„Was haben die Vereinten Nationen überhaupt mit dem Nahostkonflikt zu tun?“
Die Vereinten Nationen haben, insbesondere durch Resolution 181 (II) der Generalversammlung von 1947 („UN-Teilungsplan“) und Resolution 242 des Sicherheitsrats von 1967 („Land-für-Frieden-Formel“), mit anhaltender Wirkung im arabisch-israelischen Konflikt interveniert und damit das völkerrechtliche Fundament für die Zweistaatenlösung gelegt. Kein anderer Konflikt erhält auch nur ansatzweise so viel Aufmerksamkeit durch die Organe der Vereinten Nationen. Allein der Internationale Gerichtshof musste sich in den vergangenen zwanzig Jahren in mindestens sechs Verfahren mit dem Nahostkonflikt beschäftigen.
„Die Vereinten Nationen sind doch politisch neutral. Warum sollten sie eine Agenda gegen Israel verfolgen?“
Die Vereinten Nationen handeln durch Organe, die nach geographischer Repräsentation, Rotation und politischem Konsens durch ihre 193 Mitgliedstaaten besetzt werden. Nur etwa ein Drittel der Mitgliedstaaten kann als demokratisch gelten. Dieses Machtverhältnis spiegelt sich besonders in den Resolutionen der Generalversammlung wider. So war von 253 Verurteilungen durch Resolutionen der Generalversammlung in den Jahren von 2015 bis 2025 keine einzige an China, Venezuela, Katar oder die Türkei adressiert. Jeweils 9 Resolutionen trafen Myanmar und den Iran. Insgesamt 10 Resolutionen richteten sich an Nordkorea, 11 an die USA, 12 an Syrien und 29 an Russland. Gegen Israel ergingen im selben Zeitraum 173 Resolutionen. Diese Einäugigkeit setzt sich auch in den Sonderorganisationen fort. So verurteilten etwa UN Women den Einsatz sexueller Gewalt als Kriegswaffe gegen Frauen durch die terroristische Hamas erst acht Wochen nach dem 7. Oktober 2023 und nur auf Druck israelischer Frauenrechtsorganisationen.

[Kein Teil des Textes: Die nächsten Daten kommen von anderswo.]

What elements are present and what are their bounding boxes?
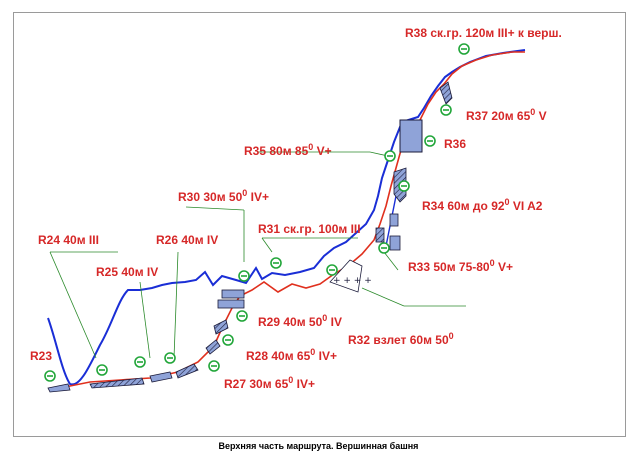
label-r30: R30 30м 500 IV+ <box>178 188 269 204</box>
crack-r37 <box>439 81 453 105</box>
scree-r32 <box>329 259 363 293</box>
belay-station-icon <box>236 310 248 322</box>
label-r24: R24 40м III <box>38 233 99 247</box>
diagram-frame <box>13 12 626 437</box>
block-r33-c <box>389 213 399 227</box>
slab-r24 <box>89 377 145 389</box>
belay-station-icon <box>458 43 470 55</box>
block-r29 <box>217 299 245 309</box>
slab-r25 <box>149 371 173 383</box>
ridge-contour <box>47 49 526 386</box>
block-r33-a <box>375 227 385 243</box>
block-r33-b <box>389 235 401 251</box>
pointers <box>49 151 466 359</box>
belay-station-icon <box>270 257 282 269</box>
diagram-caption: Верхняя часть маршрута. Вершинная башня <box>218 441 419 451</box>
label-r34: R34 60м до 920 VI A2 <box>422 197 543 213</box>
belay-station-icon <box>378 242 390 254</box>
label-r36: R36 <box>444 137 466 151</box>
belay-station-icon <box>424 135 436 147</box>
slab-r26 <box>175 363 199 379</box>
pitch-labels: R38 ск.гр. 120м III+ к верш. R37 20м 650… <box>30 26 562 391</box>
snow-slope-icon: + + + + <box>333 276 372 286</box>
label-r25: R25 40м IV <box>96 265 158 279</box>
belay-station-icon <box>440 104 452 116</box>
rock-step-r28 <box>213 319 229 335</box>
belay-station-icon <box>96 364 108 376</box>
tower-r36 <box>399 119 423 153</box>
belay-station-icon <box>222 334 234 346</box>
label-r27: R27 30м 650 IV+ <box>224 375 315 391</box>
terrain-features: + + + + <box>47 81 453 393</box>
belay-station-icon <box>384 150 396 162</box>
belay-station-icon <box>398 180 410 192</box>
label-r35: R35 80м 850 V+ <box>244 142 332 158</box>
label-r33: R33 50м 75-800 V+ <box>408 258 513 274</box>
belay-stations <box>44 43 470 382</box>
rock-step-r27 <box>205 339 221 355</box>
belay-station-icon <box>164 352 176 364</box>
label-r29: R29 40м 500 IV <box>258 313 342 329</box>
route-line <box>59 51 525 389</box>
belay-station-icon <box>326 264 338 276</box>
label-r32: R32 взлет 60м 500 <box>348 331 454 347</box>
block-r30 <box>221 289 245 299</box>
belay-station-icon <box>208 360 220 372</box>
belay-station-icon <box>44 370 56 382</box>
belay-station-icon <box>238 270 250 282</box>
label-r31: R31 ск.гр. 100м III <box>258 222 361 236</box>
slab-r23 <box>47 383 71 393</box>
label-r26: R26 40м IV <box>156 233 218 247</box>
label-r23: R23 <box>30 349 52 363</box>
label-r38: R38 ск.гр. 120м III+ к верш. <box>405 26 562 40</box>
label-r37: R37 20м 650 V <box>466 107 547 123</box>
label-r28: R28 40м 650 IV+ <box>246 347 337 363</box>
belay-station-icon <box>134 356 146 368</box>
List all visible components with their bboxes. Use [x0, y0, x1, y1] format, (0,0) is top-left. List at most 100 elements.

„Sind die Behauptungen über Verbindungen zwischen der UNRWA und der Hamas nicht lediglich israelische Propaganda, um ihr Vorgehen im Gaza-Streifen zur rechtfertigen?“
Nein. Die Evidenz für eine Unterwanderung der UNRWA durch die Hamas ist überwältigend und basiert nicht nur auf Aussagen der IDF, sondern auf einer langen Indizienkette aus israelischen, palästinensischen und internationalen Quellen, die weit hinter den 7. Oktober 2023 zurückreicht. Die NGO „UN-Watch“ hat seit 2015 zahlreiche Belege für diese Verbindungen gesammelt und veröffentlicht, die u.a. zeigen, dass UNRWA-Personal aktiv am Überfall auf Israel am 7. Oktober teilnahm, hochrangige Funktionäre der terroristischen Hamas zumindest zeitweise leitende Funktionen im Schulsystem der UNRWA im Libanon und im Gazastreifen innehatten, und dass Lehrpersonal in Gruppenchats das Massaker vom 7. Oktober feierte.[1] In den wenigen Fällen, in denen die Leitung UNRWA gegen diese Entwicklung vorging, wie im Fall des Hamas-Funktionärs Fathi Sharif, schlugen ihr offene Feindseligkeit und Drohungen durch das eigene Personal entgegen.[2] Die ehemalige Geisel Emily Damari berichtete nach ihrer Freilassung davon, dass sie zeitweise in Gebäuden der UNRWA festgehalten wurde.[3] Die IDF gab an, direkt unter dem UNRWA-Hauptquartier eine Kommandozentrale der Hamas gefunden zu haben, die mit der Stromversorgung des Gebäudes verbunden war.[4]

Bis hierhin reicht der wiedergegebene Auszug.